For my first review I will take you to a place of wonder, a place of fantasy, a place a lot like Las Vegas but not quite and about an hour away: Stateline.  Traveling down the epic wasteland that is the I-15 through southern Utah after a day of packing up all of your belongings after a day of traveling from the east coast and arriving home at 2am and then waking up at 7am and finishing packing up all your belongings and then moving all your Sister in Law’s belongings and then being spit up by a baby 3 times and saying sad goodbyes but being too tired to cry and then driving through the wasteland there is only one thing that a girl could want: romance.  Should we stop in St.
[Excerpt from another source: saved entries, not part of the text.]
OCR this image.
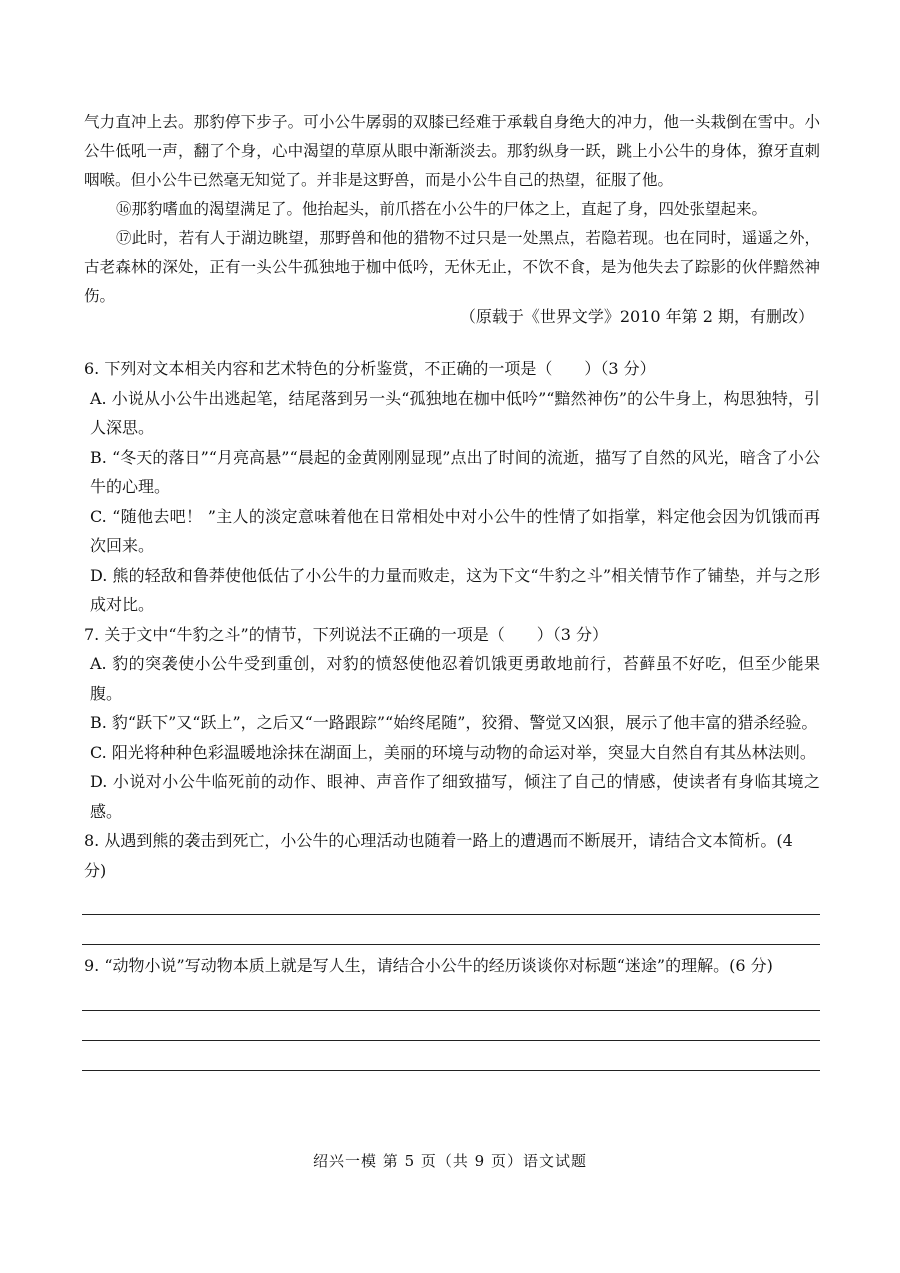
气力直冲上去。那豹停下步子。可小公牛孱弱的双膝已经难于承载自身绝大的冲力，他一头栽倒在雪中。小公牛低吼一声，翻了个身，心中渴望的草原从眼中渐渐淡去。那豹纵身一跃，跳上小公牛的身体，獠牙直刺咽喉。但小公牛已然毫无知觉了。并非是这野兽，而是小公牛自己的热望，征服了他。

⑯那豹嗜血的渴望满足了。他抬起头，前爪搭在小公牛的尸体之上，直起了身，四处张望起来。

⑰此时，若有人于湖边眺望，那野兽和他的猎物不过只是一处黑点，若隐若现。也在同时，遥遥之外，古老森林的深处，正有一头公牛孤独地于枷中低吟，无休无止，不饮不食，是为他失去了踪影的伙伴黯然神伤。

（原载于《世界文学》2010 年第 2 期，有删改）

6. 下列对文本相关内容和艺术特色的分析鉴赏，不正确的一项是（　　）（3 分）

A. 小说从小公牛出逃起笔，结尾落到另一头“孤独地在枷中低吟”“黯然神伤”的公牛身上，构思独特，引人深思。

B. “冬天的落日”“月亮高悬”“晨起的金黄刚刚显现”点出了时间的流逝，描写了自然的风光，暗含了小公牛的心理。

C. “随他去吧！ ”主人的淡定意味着他在日常相处中对小公牛的性情了如指掌，料定他会因为饥饿而再次回来。

D. 熊的轻敌和鲁莽使他低估了小公牛的力量而败走，这为下文“牛豹之斗”相关情节作了铺垫，并与之形成对比。

7. 关于文中“牛豹之斗”的情节，下列说法不正确的一项是（　　）（3 分）

A. 豹的突袭使小公牛受到重创，对豹的愤怒使他忍着饥饿更勇敢地前行，苔藓虽不好吃，但至少能果腹。

B. 豹“跃下”又“跃上”，之后又“一路跟踪”“始终尾随”，狡猾、警觉又凶狠，展示了他丰富的猎杀经验。

C. 阳光将种种色彩温暖地涂抹在湖面上，美丽的环境与动物的命运对举，突显大自然自有其丛林法则。

D. 小说对小公牛临死前的动作、眼神、声音作了细致描写，倾注了自己的情感，使读者有身临其境之感。

8. 从遇到熊的袭击到死亡，小公牛的心理活动也随着一路上的遭遇而不断展开，请结合文本简析。(4 分)

9. “动物小说”写动物本质上就是写人生，请结合小公牛的经历谈谈你对标题“迷途”的理解。(6 分)

绍兴一模 第 5 页（共 9 页）语文试题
George?  No.  Should we stop in Vegas?  No again.  Now I am one to hold out for the best life has to offer…so Primm it is!  Here is all the glamour of Vegas but on a price that would make any girl swoon.  And when you have a husband whose caffeine intake has him thinking we could get all the way to San Diego, it’s time to stop.  We settled on the fine establishment of Whiskey Pete’s. 

I like to think of Whiskey Pete as the rascally little brother/cousin (same dif in these parts, right?) of Buffalo Bill, the namesake of the hotel across the freeway.  When you arrive at Whiskey Pete’s at 2am, which is the BEST time to arrive, you are greeted by a large and spacious parking lot.  The 200 ft. dancing figure of Pete himself jigs his dandy leg at you and winks his neon smile as you are whisked into the lobby.  Cigarette smoke and the jingling of slot machines make you feel like you’ve arrived in Vegas, but what I really like about Pete’s place is the details: a sweeping stained glass gallery overhead tell the wild tales of debauchery Whiskey Pete and his Saloon girl had.  One scene includes a one of those jugs with three X’s on it.  Now if that won’t make your heart a flutter, the suspicious looking stains at every other doorway in the hall leading to your room should.  Oh the wild times this place must have seen! 

Inside your room you would be lucky to be greeted, like we were, to a epileptic inducing light that is either a broken fixture, or the establishment’s business strategy to “keep the party going” all. night. long.  Once the party in the corridor is over, you can gaze longingly at the western inspired 1970’s décor.  That combination of class is hard to come by this side of the Mississippi.  And after a hot day, a shower with soap that feels like gritted plastic should send you right off to sleep.  Four stars Whiskey Pete’s, four stars.